HUMOR BLOGGING THE WAR IN ISRAEL, Wednesday July 19th
Hezbollah rockets have killed two people in Nazareth, the birthplace of Jesus. Next, Hezbollah plans to attack Santa's workshop.
Israel dropped a 20-ton bomb on a suspected Hezbollah bunker, but the terror group says none of its leaders was inside. That's because they were in their usual hiding spots like nursery schools and old age homes.
A White House official says we need to give Israel time to "de-fang" Hezbollah. While we're at it, why not let them de-claw, spay and neuter them too?
Two Al Jazeera news crews have been arrested in Israel for supplying rocket coordinates to Hezbollah terrorists in Lebanon. Well they tried to supply them, but then they found out no one in Hezbollah had paid the cable bill.
Israel says its goal is to "disband" Hezbollah. If Israel is successful, most Hezbollah members will likely be picked up as free agents by al Qaeda or chosen by other terror organizations in the annual amateur draft.
AND IN OTHER NEWS...
Stem Cell Veto
The White House says President Bush's stand against stem cell research proves he doesn't care about the polls. Actually he does, and let's just say this veto is payback to America for that low approval rating.
Stem Cell Veto II
President Bush says the embryonic stem-cell research bill "crossed a moral boundary"... because it would be immoral to keep taking all those Evangelical campaign donations and not do exactly what they tell him.
Lay Autopsy
An autopsy shows convicted former Enron chief Ken Lay had severely clogged arteries, leading to his death.

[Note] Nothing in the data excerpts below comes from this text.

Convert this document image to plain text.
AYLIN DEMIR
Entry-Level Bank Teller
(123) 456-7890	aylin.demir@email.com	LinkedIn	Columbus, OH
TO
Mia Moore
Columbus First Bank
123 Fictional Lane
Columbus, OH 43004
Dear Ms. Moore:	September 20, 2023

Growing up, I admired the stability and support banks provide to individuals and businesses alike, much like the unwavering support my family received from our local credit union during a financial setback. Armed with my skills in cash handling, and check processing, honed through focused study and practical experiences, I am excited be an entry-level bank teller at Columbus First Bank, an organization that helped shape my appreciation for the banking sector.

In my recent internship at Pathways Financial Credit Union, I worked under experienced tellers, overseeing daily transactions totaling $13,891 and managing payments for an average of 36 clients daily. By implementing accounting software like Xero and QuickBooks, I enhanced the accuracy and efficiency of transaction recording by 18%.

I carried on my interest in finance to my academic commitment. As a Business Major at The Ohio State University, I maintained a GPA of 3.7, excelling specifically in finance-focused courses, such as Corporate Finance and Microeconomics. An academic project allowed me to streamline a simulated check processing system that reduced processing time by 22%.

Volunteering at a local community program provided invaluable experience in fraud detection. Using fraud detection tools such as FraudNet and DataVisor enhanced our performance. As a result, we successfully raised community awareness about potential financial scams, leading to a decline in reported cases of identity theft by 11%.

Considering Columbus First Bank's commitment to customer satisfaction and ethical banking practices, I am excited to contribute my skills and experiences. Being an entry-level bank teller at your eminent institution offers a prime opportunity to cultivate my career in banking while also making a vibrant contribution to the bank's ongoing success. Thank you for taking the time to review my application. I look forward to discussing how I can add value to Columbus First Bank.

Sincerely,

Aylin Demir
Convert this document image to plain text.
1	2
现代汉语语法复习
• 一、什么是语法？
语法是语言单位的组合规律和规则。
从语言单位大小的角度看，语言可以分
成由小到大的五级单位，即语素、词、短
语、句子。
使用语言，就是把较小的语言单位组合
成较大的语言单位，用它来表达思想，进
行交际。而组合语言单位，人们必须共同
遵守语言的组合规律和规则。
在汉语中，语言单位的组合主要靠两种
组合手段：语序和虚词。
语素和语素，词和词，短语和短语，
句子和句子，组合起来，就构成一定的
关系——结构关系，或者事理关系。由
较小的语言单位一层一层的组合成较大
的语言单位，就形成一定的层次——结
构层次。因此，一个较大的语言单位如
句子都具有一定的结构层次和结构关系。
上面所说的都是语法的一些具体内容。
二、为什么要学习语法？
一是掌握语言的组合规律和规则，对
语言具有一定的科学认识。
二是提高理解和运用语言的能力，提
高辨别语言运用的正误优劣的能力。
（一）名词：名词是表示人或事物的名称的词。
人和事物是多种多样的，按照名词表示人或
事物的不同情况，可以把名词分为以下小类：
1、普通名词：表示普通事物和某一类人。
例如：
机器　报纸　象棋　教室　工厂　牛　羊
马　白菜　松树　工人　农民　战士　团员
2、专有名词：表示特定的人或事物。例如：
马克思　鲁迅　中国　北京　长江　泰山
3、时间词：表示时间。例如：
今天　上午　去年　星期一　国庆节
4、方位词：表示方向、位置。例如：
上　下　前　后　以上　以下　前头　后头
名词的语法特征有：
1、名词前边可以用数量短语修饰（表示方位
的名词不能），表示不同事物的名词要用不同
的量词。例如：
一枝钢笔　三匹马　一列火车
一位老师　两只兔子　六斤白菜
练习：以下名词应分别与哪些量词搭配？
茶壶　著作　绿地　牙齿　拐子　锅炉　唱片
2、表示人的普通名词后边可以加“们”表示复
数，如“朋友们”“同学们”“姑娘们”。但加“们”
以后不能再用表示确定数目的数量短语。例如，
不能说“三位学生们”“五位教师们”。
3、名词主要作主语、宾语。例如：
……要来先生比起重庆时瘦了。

Of course, those arteries were clogged with shredded Enron accounting documents.
Oldest Ballplayer
94-year-old Buck O'Neil became the oldest man to play in a professional baseball game after appearing in a minor league contest in Kansas City last night. The reason baseball doesn't allow more 94-year-olds to play is because it takes three weeks for them to provide enough urine for a drug test.